When you get into the data on it, it's very simply the company making an assumption (not using any actual data) that the 30% heavier car will go through the tire about 2.5 times as fast because it creates more heat. (I'm not going to get too deep into the math on kinetic energy, but let's be clear that energy is linear to weight, so a car 30% heavier can't be expending 100% more energy.)
Well, what do we see from actual real-world data? KBB actually tracks this to a degree, as does CarFax in better depth.
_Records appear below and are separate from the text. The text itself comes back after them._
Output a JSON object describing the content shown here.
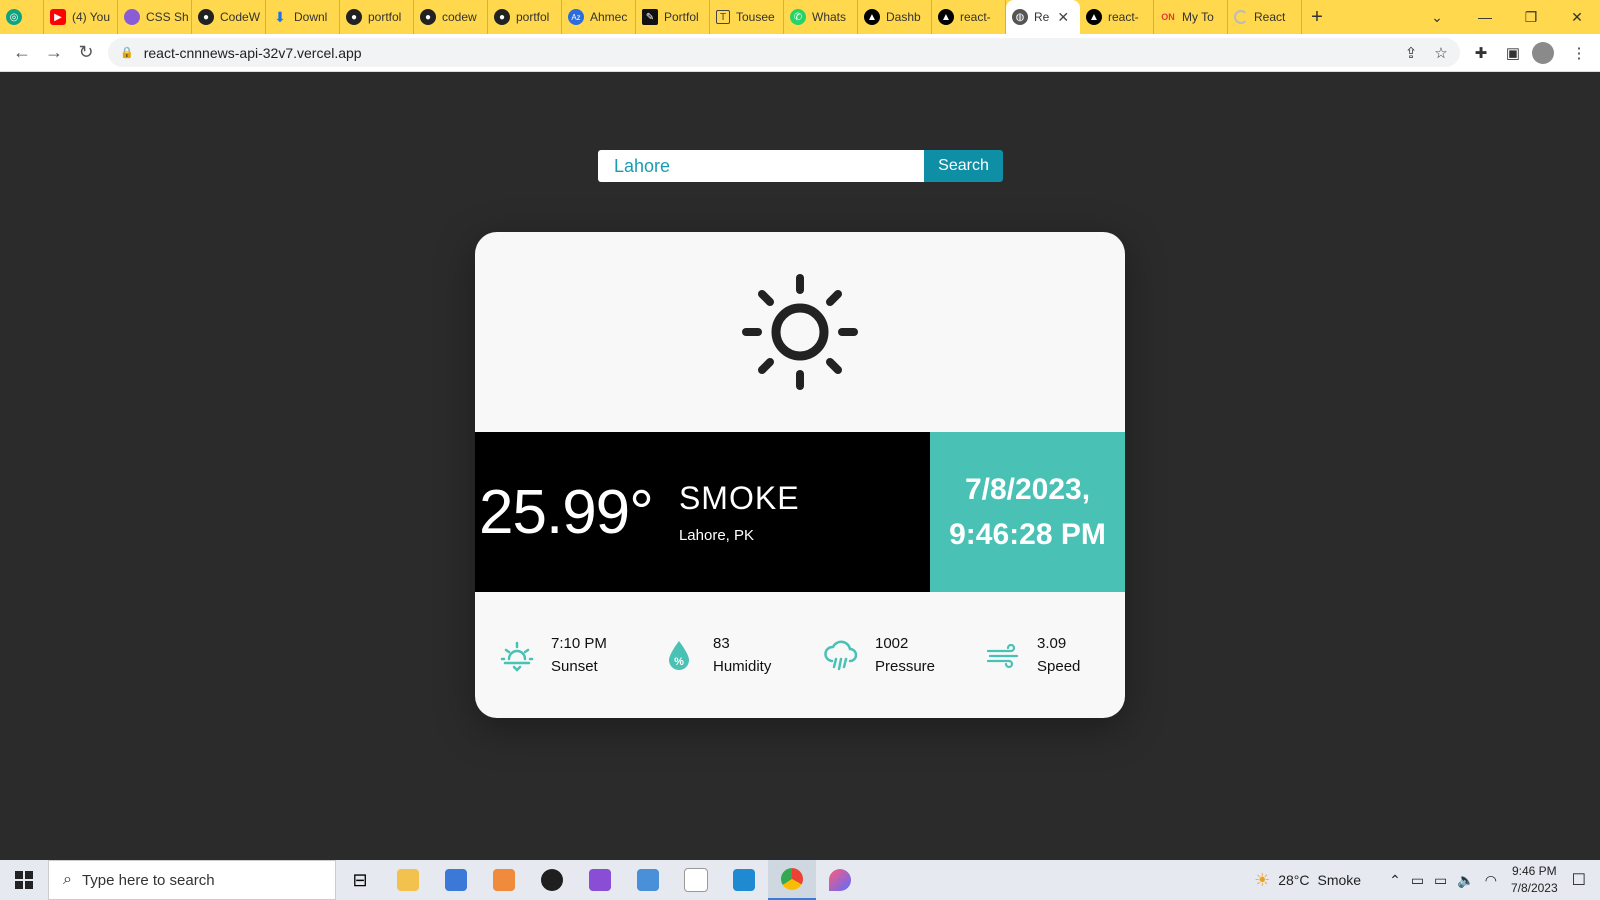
{
  "browser": {
    "tabs": [
      {
        "label": "",
        "favicon": "chatgpt-icon",
        "color": "#10a37f"
      },
      {
        "label": "(4) You",
        "favicon": "youtube-icon",
        "color": "#ff0000"
      },
      {
        "label": "CSS Sh",
        "favicon": "avatar-icon",
        "color": "#8a5cd6"
      },
      {
        "label": "CodeW",
        "favicon": "github-icon",
        "color": "#222222"
      },
      {
        "label": "Downl",
        "favicon": "download-icon",
        "color": "#1a73e8"
      },
      {
        "label": "portfol",
        "favicon": "github-icon",
        "color": "#222222"
      },
      {
        "label": "codew",
        "favicon": "github-icon",
        "color": "#222222"
      },
      {
        "label": "portfol",
        "favicon": "github-icon",
        "color": "#222222"
      },
      {
        "label": "Ahmec",
        "favicon": "az-icon",
        "color": "#2d6cdf"
      },
      {
        "label": "Portfol",
        "favicon": "pen-icon",
        "color": "#111111"
      },
      {
        "label": "Tousee",
        "favicon": "text-icon",
        "color": "#444444"
      },
      {
        "label": "Whats",
        "favicon": "whatsapp-icon",
        "color": "#25d366"
      },
      {
        "label": "Dashb",
        "favicon": "vercel-icon",
        "color": "#000000"
      },
      {
        "label": "react-",
        "favicon": "vercel-icon",
        "color": "#000000"
      }
    ],
    "active_tab": {
      "label": "Re",
      "favicon": "globe-icon",
      "color": "#555555"
    },
    "tabs_after": [
      {
        "label": "react-",
        "favicon": "vercel-icon",
        "color": "#000000"
      },
      {
        "label": "My To",
        "favicon": "on-icon",
        "color": "#e53935"
      },
      {
        "label": "React",
        "favicon": "loading-icon",
        "color": "#bbbbbb"
      }
    ],
    "url": "react-cnnnews-api-32v7.vercel.app"
  },
  "search": {
    "value": "Lahore",
    "button_label": "Search"
  },
  "weather": {
    "icon": "sun-icon",
    "temperature": "25.99°",
    "condition": "SMOKE",
    "location": "Lahore, PK",
    "date": "7/8/2023,",
    "time": "9:46:28 PM",
    "stats": [
      {
        "icon": "sunset-icon",
        "value": "7:10 PM",
        "label": "Sunset"
      },
      {
        "icon": "humidity-icon",
        "value": "83",
        "label": "Humidity"
      },
      {
        "icon": "pressure-icon",
        "value": "1002",
        "label": "Pressure"
      },
      {
        "icon": "wind-icon",
        "value": "3.09",
        "label": "Speed"
      }
    ],
    "colors": {
      "accent": "#49c1b5",
      "button": "#0e8fa6",
      "background": "#2b2b2b"
    }
  },
  "taskbar": {
    "search_placeholder": "Type here to search",
    "weather_temp": "28°C",
    "weather_label": "Smoke",
    "clock_time": "9:46 PM",
    "clock_date": "7/8/2023"
  }
}
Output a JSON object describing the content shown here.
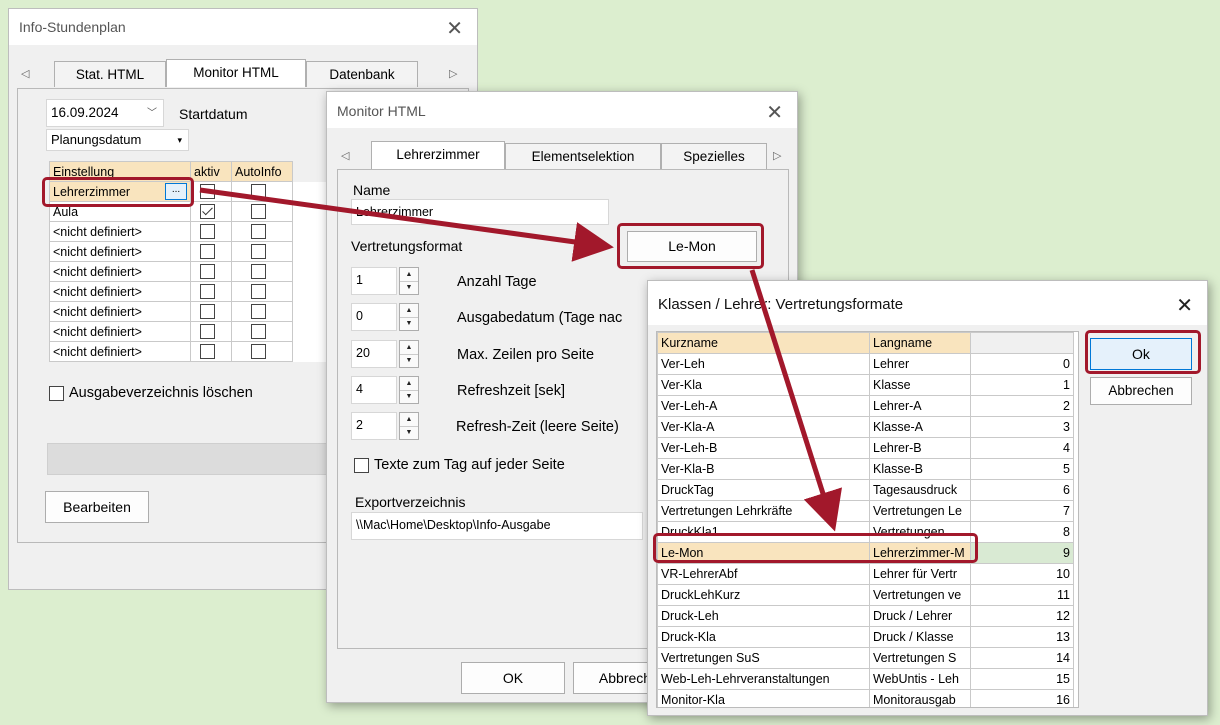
{
  "info_window": {
    "title": "Info-Stundenplan",
    "tabs": [
      "Stat. HTML",
      "Monitor HTML",
      "Datenbank"
    ],
    "date_value": "16.09.2024",
    "date_label": "Startdatum",
    "date_type": "Planungsdatum",
    "grid_headers": [
      "Einstellung",
      "aktiv",
      "AutoInfo"
    ],
    "rows": [
      {
        "name": "Lehrerzimmer",
        "aktiv": false,
        "auto": false
      },
      {
        "name": "Aula",
        "aktiv": true,
        "auto": false
      },
      {
        "name": "<nicht definiert>",
        "aktiv": false,
        "auto": false
      },
      {
        "name": "<nicht definiert>",
        "aktiv": false,
        "auto": false
      },
      {
        "name": "<nicht definiert>",
        "aktiv": false,
        "auto": false
      },
      {
        "name": "<nicht definiert>",
        "aktiv": false,
        "auto": false
      },
      {
        "name": "<nicht definiert>",
        "aktiv": false,
        "auto": false
      },
      {
        "name": "<nicht definiert>",
        "aktiv": false,
        "auto": false
      },
      {
        "name": "<nicht definiert>",
        "aktiv": false,
        "auto": false
      }
    ],
    "ellipsis_label": "...",
    "delete_dir_label": "Ausgabeverzeichnis löschen",
    "edit_button": "Bearbeiten"
  },
  "monitor_window": {
    "title": "Monitor HTML",
    "tabs": [
      "Lehrerzimmer",
      "Elementselektion",
      "Spezielles"
    ],
    "name_label": "Name",
    "name_value": "Lehrerzimmer",
    "format_label": "Vertretungsformat",
    "format_button": "Le-Mon",
    "spinners": [
      {
        "value": "1",
        "label": "Anzahl Tage"
      },
      {
        "value": "0",
        "label": "Ausgabedatum (Tage nac"
      },
      {
        "value": "20",
        "label": "Max. Zeilen pro Seite"
      },
      {
        "value": "4",
        "label": "Refreshzeit [sek]"
      },
      {
        "value": "2",
        "label": "Refresh-Zeit (leere Seite)"
      }
    ],
    "texts_label": "Texte zum Tag auf jeder Seite",
    "export_label": "Exportverzeichnis",
    "export_value": "\\\\Mac\\Home\\Desktop\\Info-Ausgabe",
    "ok_button": "OK",
    "cancel_button": "Abbrech"
  },
  "formats_window": {
    "title": "Klassen / Lehrer: Vertretungsformate",
    "headers": [
      "Kurzname",
      "Langname",
      ""
    ],
    "rows": [
      [
        "Ver-Leh",
        "Lehrer",
        "0"
      ],
      [
        "Ver-Kla",
        "Klasse",
        "1"
      ],
      [
        "Ver-Leh-A",
        "Lehrer-A",
        "2"
      ],
      [
        "Ver-Kla-A",
        "Klasse-A",
        "3"
      ],
      [
        "Ver-Leh-B",
        "Lehrer-B",
        "4"
      ],
      [
        "Ver-Kla-B",
        "Klasse-B",
        "5"
      ],
      [
        "DruckTag",
        "Tagesausdruck",
        "6"
      ],
      [
        "Vertretungen Lehrkräfte",
        "Vertretungen Le",
        "7"
      ],
      [
        "DruckKla1",
        "Vertretungen",
        "8"
      ],
      [
        "Le-Mon",
        "Lehrerzimmer-M",
        "9"
      ],
      [
        "VR-LehrerAbf",
        "Lehrer für Vertr",
        "10"
      ],
      [
        "DruckLehKurz",
        "Vertretungen ve",
        "11"
      ],
      [
        "Druck-Leh",
        "Druck / Lehrer",
        "12"
      ],
      [
        "Druck-Kla",
        "Druck / Klasse",
        "13"
      ],
      [
        "Vertretungen SuS",
        "Vertretungen S",
        "14"
      ],
      [
        "Web-Leh-Lehrveranstaltungen",
        "WebUntis - Leh",
        "15"
      ],
      [
        "Monitor-Kla",
        "Monitorausgab",
        "16"
      ]
    ],
    "ok_button": "Ok",
    "cancel_button": "Abbrechen"
  },
  "colors": {
    "highlight": "#a2182b",
    "header_bg": "#f9e4be",
    "background": "#dceecf"
  }
}
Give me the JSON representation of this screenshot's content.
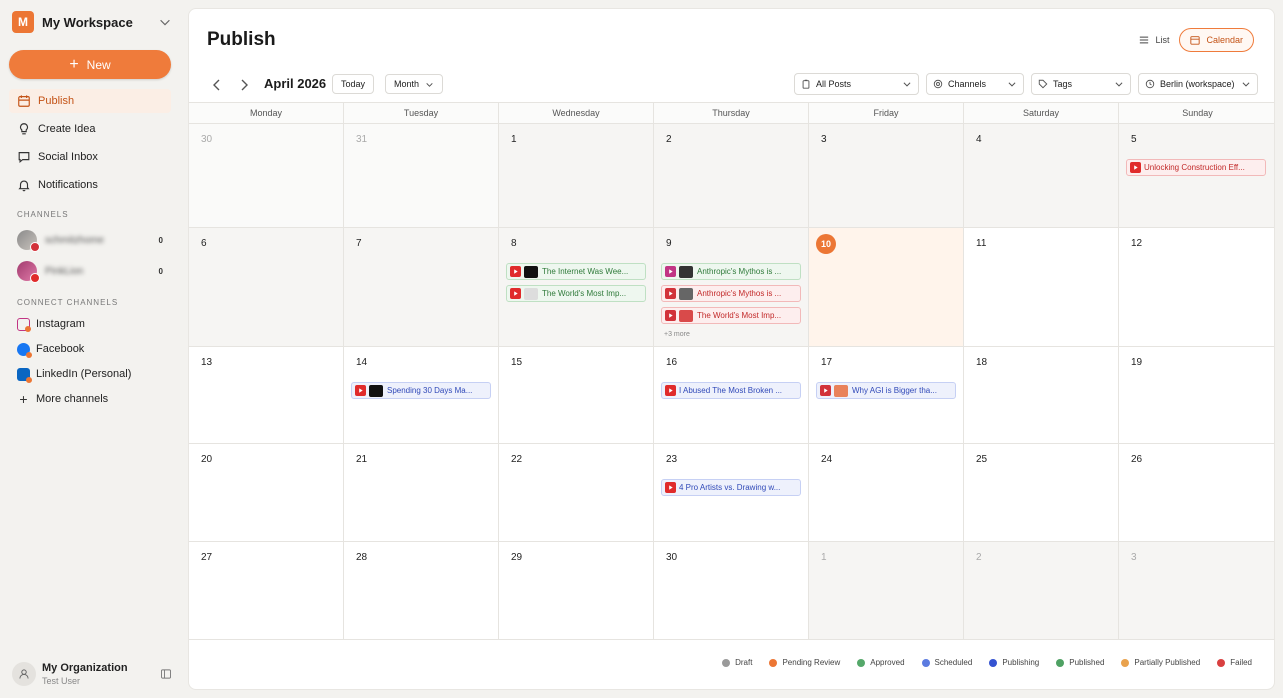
{
  "workspace": {
    "initial": "M",
    "name": "My Workspace"
  },
  "sidebar": {
    "new_label": "New",
    "nav": [
      {
        "label": "Publish",
        "icon": "calendar-icon",
        "active": true
      },
      {
        "label": "Create Idea",
        "icon": "lightbulb-icon"
      },
      {
        "label": "Social Inbox",
        "icon": "chat-icon"
      },
      {
        "label": "Notifications",
        "icon": "bell-icon"
      }
    ],
    "channels_title": "CHANNELS",
    "channels": [
      {
        "name": "schmitzhome",
        "network": "pinterest",
        "count": "0"
      },
      {
        "name": "PinkLion",
        "network": "youtube",
        "count": "0"
      }
    ],
    "connect_title": "CONNECT CHANNELS",
    "connect": [
      {
        "label": "Instagram",
        "icon": "instagram-icon"
      },
      {
        "label": "Facebook",
        "icon": "facebook-icon"
      },
      {
        "label": "LinkedIn (Personal)",
        "icon": "linkedin-icon"
      },
      {
        "label": "More channels",
        "icon": "plus-icon"
      }
    ],
    "org": {
      "name": "My Organization",
      "user": "Test User"
    }
  },
  "header": {
    "title": "Publish",
    "view_list": "List",
    "view_calendar": "Calendar"
  },
  "toolbar": {
    "month": "April 2026",
    "today": "Today",
    "range": "Month",
    "filter_posts": "All Posts",
    "filter_channels": "Channels",
    "filter_tags": "Tags",
    "timezone": "Berlin (workspace)"
  },
  "calendar": {
    "weekdays": [
      "Monday",
      "Tuesday",
      "Wednesday",
      "Thursday",
      "Friday",
      "Saturday",
      "Sunday"
    ],
    "weeks": [
      [
        "30",
        "31",
        "1",
        "2",
        "3",
        "4",
        "5"
      ],
      [
        "6",
        "7",
        "8",
        "9",
        "10",
        "11",
        "12"
      ],
      [
        "13",
        "14",
        "15",
        "16",
        "17",
        "18",
        "19"
      ],
      [
        "20",
        "21",
        "22",
        "23",
        "24",
        "25",
        "26"
      ],
      [
        "27",
        "28",
        "29",
        "30",
        "1",
        "2",
        "3"
      ]
    ],
    "today": "10",
    "more_label": "+3 more",
    "events": {
      "w0d6": [
        {
          "title": "Unlocking Construction Eff...",
          "status": "failed",
          "network": "youtube"
        }
      ],
      "w1d2": [
        {
          "title": "The Internet Was Wee...",
          "status": "published",
          "network": "youtube",
          "thumb": "#111111"
        },
        {
          "title": "The World's Most Imp...",
          "status": "published",
          "network": "youtube",
          "thumb": "#dddddd"
        }
      ],
      "w1d3": [
        {
          "title": "Anthropic's Mythos is ...",
          "status": "published",
          "network": "instagram",
          "thumb": "#333333"
        },
        {
          "title": "Anthropic's Mythos is ...",
          "status": "failed",
          "network": "pinterest",
          "thumb": "#666666"
        },
        {
          "title": "The World's Most Imp...",
          "status": "failed",
          "network": "pinterest",
          "thumb": "#d94a4a"
        }
      ],
      "w2d1": [
        {
          "title": "Spending 30 Days Ma...",
          "status": "scheduled",
          "network": "youtube",
          "thumb": "#111111"
        }
      ],
      "w2d3": [
        {
          "title": "I Abused The Most Broken ...",
          "status": "scheduled",
          "network": "youtube"
        }
      ],
      "w2d4": [
        {
          "title": "Why AGI is Bigger tha...",
          "status": "scheduled",
          "network": "pinterest",
          "thumb": "#e9825b"
        }
      ],
      "w3d3": [
        {
          "title": "4 Pro Artists vs. Drawing w...",
          "status": "scheduled",
          "network": "youtube"
        }
      ]
    }
  },
  "legend": [
    {
      "label": "Draft",
      "color": "#9a9a9a"
    },
    {
      "label": "Pending Review",
      "color": "#ec7634"
    },
    {
      "label": "Approved",
      "color": "#55a86a"
    },
    {
      "label": "Scheduled",
      "color": "#5b7be0"
    },
    {
      "label": "Publishing",
      "color": "#3453d1"
    },
    {
      "label": "Published",
      "color": "#4fa163"
    },
    {
      "label": "Partially Published",
      "color": "#e9a24d"
    },
    {
      "label": "Failed",
      "color": "#d94040"
    }
  ],
  "colors": {
    "accent": "#ef7b3b",
    "youtube": "#e02b2b",
    "pinterest": "#d2323a",
    "instagram": "#c13584"
  }
}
What they're seeing from vehicle maintenance history is that entry-level (not performance trims, or else we have to compare to sports cars and nobody wants to do that) Teslas are getting about 40,000 miles from a set of tires, while a Camry is getting about 45,000. 5,000 miles shy of 45,000 miles is 11%. The tires wear out 11% faster, despite the weight being 30% higher, because they're using different tires on heavier cars.
"As heavy cars drive on light-duty tires"
These aren't "assumptions" being used in a study. It's raw data. Data that was accessible for the study, and decided against. It's intentionally lying because there's a profit motive to do so.
The study itself is bad. But it didn't get accelerated into the spotlight until an op-ed in the Wall Street Journal by Michael Buschbacher and Taylor Myers. I'm sure they have nothing to...
Yeah, it's predictable. Buschbacher is a member contributor to the Federalist Society, and through his legal firm represents Shell and Chevron, also being a paid public speaker and registering as a lobbyist in Congress on the facet of reducing fines for petrochemical spills into public waterways. His job is to make people scared to switch from gasoline. Taylor Myers, for all intents and purposes, doesn't exist. The only citation on this person on the internet is
this article. No LinkedIn match to relevant policy, no mention from Michael as to who the contributor was or what their background is. Just... a person.
The New York Post journalist who wrote the article you linked to boosting this story? Her most recent contribution was an article arguing that Medicare should not be able to negotiate with pharmaceutical companies for drug prices; they should just owe the shelf price. Prior to the New York Post, she was with the Daily Mail. Not really the bastions of truthful journalism one may hope for in a career.
My point is this:
You can do the math yourself. It isn't actually hard. When you get a bunch of people lining up and telling you that the new technology uses materials that are bad so it shouldn't be adopted, check and see if the old technology
also does those things. 95% of the time, it does.